From Here to Enlightenment
by Dalai Lama XIV, Guy Newland
Why You'll Love This
The Dalai Lama carried one text into exile — this book finally explains why it consumed him for a lifetime.
- Great if you want: a rigorous, complete map of the Buddhist path to enlightenment
- The experience: measured and contemplative — each chapter asks something of you
- The writing: Newland shapes oral teaching into clear, layered prose without losing intimacy
- Skip if: you want Buddhism lite — this is thorough, demanding, and doctrine-dense
About This Book
What does it actually take to walk the full path toward enlightenment — not as an abstract ideal, but as a lived practice?
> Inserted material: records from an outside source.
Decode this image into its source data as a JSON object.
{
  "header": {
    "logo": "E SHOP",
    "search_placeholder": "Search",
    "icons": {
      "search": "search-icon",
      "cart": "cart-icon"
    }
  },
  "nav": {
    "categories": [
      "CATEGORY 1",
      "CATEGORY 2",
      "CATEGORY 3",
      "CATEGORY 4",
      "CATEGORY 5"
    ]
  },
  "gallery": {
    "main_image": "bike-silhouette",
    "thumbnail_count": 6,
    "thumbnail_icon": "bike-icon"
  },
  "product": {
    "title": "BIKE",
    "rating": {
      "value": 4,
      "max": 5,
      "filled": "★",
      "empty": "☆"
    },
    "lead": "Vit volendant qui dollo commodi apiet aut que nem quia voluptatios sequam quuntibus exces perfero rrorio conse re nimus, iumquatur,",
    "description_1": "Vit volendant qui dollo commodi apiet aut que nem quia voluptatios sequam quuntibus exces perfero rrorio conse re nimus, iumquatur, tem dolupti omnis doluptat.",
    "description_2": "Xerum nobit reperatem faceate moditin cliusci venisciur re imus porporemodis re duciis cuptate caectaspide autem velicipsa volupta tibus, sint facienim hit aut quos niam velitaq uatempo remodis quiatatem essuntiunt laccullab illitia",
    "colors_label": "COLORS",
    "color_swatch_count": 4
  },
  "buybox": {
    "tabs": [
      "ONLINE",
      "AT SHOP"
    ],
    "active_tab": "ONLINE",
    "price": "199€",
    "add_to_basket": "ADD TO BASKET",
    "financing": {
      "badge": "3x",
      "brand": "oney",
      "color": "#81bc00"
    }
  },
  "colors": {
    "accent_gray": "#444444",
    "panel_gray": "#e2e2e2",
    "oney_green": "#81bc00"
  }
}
This book grew out of a historic six-day teaching the Dalai Lama gave at Lehigh University, centered on Tsong-kha-pa's foundational text The Great Treatise on the Stages of the Path to Enlightenment — a work so dear to him that he carried it into exile in 1959. The result is one of the most complete and accessible presentations of the Tibetan Buddhist path ever offered to Western readers, addressing how we actually move, step by step, from ordinary confusion toward genuine wisdom and compassion.
What makes this book particularly rewarding is how it balances scholarly depth with warmth and directness. Guy Newland's editing preserves the Dalai Lama's teaching voice — conversational yet precise, patient with difficulty, never condescending. The structure mirrors the graduated path itself, so readers feel a sense of genuine progression rather than a collection of loosely related ideas. This isn't Buddhism simplified for easy consumption; it's Buddhism made genuinely accessible, which is a far harder and more valuable thing to achieve.